Parent-teacher conferences begin tomorrow for me… And at this moment, parent-teacher conferences are just about the last thing I want to do.
I would like to think I’m not big on complaining. I hope not. Today isn’t going to help that hope much…
I am on the “leadership team” at my school. Basically, it is a representative group of teachers who meet weekly with the principal and discuss matters of academics, behavior, policy, whatever needs discussed. We also bring information from the principal to the rest of our teaching teams, or clarify information for them if people are confused. This morning, one issue at hand was math. Just math, in general. The 5th and 6th graders can’t multiply, the 3rd and 4th graders can’t add, etc. Basically, nobody can do the things that were supposed to have been learned in previous grades. A 5th grade teacher said she has two students in her class performing at a 5th grade level. TWO! As a little experiment, she taught a 3rd grade math lesson one day, and the class in general didn’t even do a satisfactory job with that!
The thing is, we have plenty of problems. We have plenty of data. We have plenty of evidence about what our kids aren’t doing. We need more of two things: MOTIVATION and SOLUTIONS!!!
MOTIVATION…for the teachers. I don’t know how apathy is such a popular attitude. I don’t know why anyone would hire teachers who are so apathetic. With the exception of most of the leadership team and a few of the other teachers, apathy runs rampant in our school. The party line seems to be, “I put forth the very least amount of effort required to make it look like I’m doing my job. I want to know exactly what time I should be here, exactly when I can leave, and exactly what paperwork I need to have filled out on exactly what date. Beyond that, you cannot fire me for anything I don’t do.”

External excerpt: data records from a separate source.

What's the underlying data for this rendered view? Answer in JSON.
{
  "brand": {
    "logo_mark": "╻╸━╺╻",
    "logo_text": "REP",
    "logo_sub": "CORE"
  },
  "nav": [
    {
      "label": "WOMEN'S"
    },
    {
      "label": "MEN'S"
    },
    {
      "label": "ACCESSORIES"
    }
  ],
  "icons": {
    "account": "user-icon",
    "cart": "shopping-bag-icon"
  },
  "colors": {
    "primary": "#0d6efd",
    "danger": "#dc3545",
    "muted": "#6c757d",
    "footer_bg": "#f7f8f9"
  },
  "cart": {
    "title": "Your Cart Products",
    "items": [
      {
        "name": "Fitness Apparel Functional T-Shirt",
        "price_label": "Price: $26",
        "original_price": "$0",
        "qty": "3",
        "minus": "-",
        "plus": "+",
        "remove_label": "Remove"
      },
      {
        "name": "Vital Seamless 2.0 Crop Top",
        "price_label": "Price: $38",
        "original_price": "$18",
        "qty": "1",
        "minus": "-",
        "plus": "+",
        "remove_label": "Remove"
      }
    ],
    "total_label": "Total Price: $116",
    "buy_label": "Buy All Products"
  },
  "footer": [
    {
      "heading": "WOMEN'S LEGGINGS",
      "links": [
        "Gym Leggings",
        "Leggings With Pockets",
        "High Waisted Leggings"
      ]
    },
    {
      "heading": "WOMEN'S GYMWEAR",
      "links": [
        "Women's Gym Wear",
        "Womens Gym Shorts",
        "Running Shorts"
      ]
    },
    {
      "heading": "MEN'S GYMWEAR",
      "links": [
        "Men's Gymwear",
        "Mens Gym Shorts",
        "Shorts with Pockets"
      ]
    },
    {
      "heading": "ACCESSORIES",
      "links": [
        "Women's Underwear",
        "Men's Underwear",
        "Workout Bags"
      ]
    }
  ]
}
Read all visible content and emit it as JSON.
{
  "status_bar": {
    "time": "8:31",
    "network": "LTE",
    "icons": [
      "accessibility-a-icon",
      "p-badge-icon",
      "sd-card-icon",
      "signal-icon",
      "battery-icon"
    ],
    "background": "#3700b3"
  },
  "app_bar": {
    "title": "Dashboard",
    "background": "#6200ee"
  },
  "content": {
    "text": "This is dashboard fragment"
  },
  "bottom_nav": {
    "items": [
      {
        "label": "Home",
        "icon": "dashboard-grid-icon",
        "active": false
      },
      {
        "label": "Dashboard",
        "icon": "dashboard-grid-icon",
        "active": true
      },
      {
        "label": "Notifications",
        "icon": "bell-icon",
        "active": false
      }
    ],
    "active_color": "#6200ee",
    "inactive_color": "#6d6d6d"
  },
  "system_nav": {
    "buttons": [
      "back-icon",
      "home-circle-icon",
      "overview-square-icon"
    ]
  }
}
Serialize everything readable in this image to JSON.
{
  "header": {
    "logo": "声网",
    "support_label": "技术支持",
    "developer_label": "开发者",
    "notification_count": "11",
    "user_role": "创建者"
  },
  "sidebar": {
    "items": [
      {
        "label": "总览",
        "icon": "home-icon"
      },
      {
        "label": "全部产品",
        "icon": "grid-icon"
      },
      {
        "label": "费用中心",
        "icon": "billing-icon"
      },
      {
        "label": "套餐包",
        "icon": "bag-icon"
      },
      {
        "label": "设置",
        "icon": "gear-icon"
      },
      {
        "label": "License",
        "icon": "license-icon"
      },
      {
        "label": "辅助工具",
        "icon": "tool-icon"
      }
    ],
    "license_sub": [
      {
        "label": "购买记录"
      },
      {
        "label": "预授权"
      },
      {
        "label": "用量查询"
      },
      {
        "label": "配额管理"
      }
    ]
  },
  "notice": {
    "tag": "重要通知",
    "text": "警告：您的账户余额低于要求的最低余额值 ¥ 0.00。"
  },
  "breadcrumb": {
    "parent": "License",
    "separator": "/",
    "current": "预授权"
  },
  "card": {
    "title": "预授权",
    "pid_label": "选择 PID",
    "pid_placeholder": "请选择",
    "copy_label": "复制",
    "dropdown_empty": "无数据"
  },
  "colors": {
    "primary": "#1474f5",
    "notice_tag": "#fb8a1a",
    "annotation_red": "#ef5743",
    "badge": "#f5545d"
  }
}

Of course, I am one of the more motivated, more ambitious, more over-acheiving people. I don’t know why. I’m not sucking up to the principal or anything. I don’t do it to make myself look good, I do it because it would be boring to only do exactly the bare minimum. I do not spend a lot of extra time at work, nor do I bring much work home. My happiest routine is to be out of the house by 7:00 a.m., which means I get to work around 7:30, and I love to leave at 4:00 p.m. (How many people get to leave work for the day in the middle of the afternoon??? I’m going to enjoy that particular perk!) So I only spend 8 1/2 hours at work each day, generally. AND of course, I only work about 9 1/2 months of the year! BUT, for those hours when I am at work, I tend to be quite motivated. The hours are so much more fast and fun and interesting when I am working hard.
SOLUTIONS…for the teaching. I don’t know how to get kids to learn how to multiply! I know how to get kids to learn to pattern, and count, and sort, and seriate (put things in order from little to big or vice versa), and identify numerals, and write numerals, and compare quantities (which one has more). And out of my 12 or 13 kids each year, about half go to kindergarten. So of the entire kindergarten class, I can be sure that about 6 of them are ready for what comes next. That’s not much of an impact. But, that is my job. It is my job to be an “expert,” so to speak, in preschool curriculum and instruction. And for some reason, I seem to have many useful tools up my sleeve, and I have wonderful teammates who also share many useful tools. So I think we need the other grades to do that, as well. The 3rd grade teachers should be “experts” in teaching the 3rd grade math curriculum, and so forth. And if we are lacking the tools we need, then we need to find them elsewhere. (I have tools for math, but I lack tools for writing! I soak up all the advice I can get about teaching preschool-level writing. You can probably read more about this topic as the year progresses, as my personal professional development goal this year is to apply our writing staff development learning to preschool curriculum. …Okay, did I just say a bunch of words that make no sense to you all???) Our staff development focuses so much on reading and writing that math has been left by the wayside. We need to better learn how to teach math.
I just can’t get excited about parent-teacher conferences after going through the day feeling like our school is failing.
If we are failing, then teach us how to do better!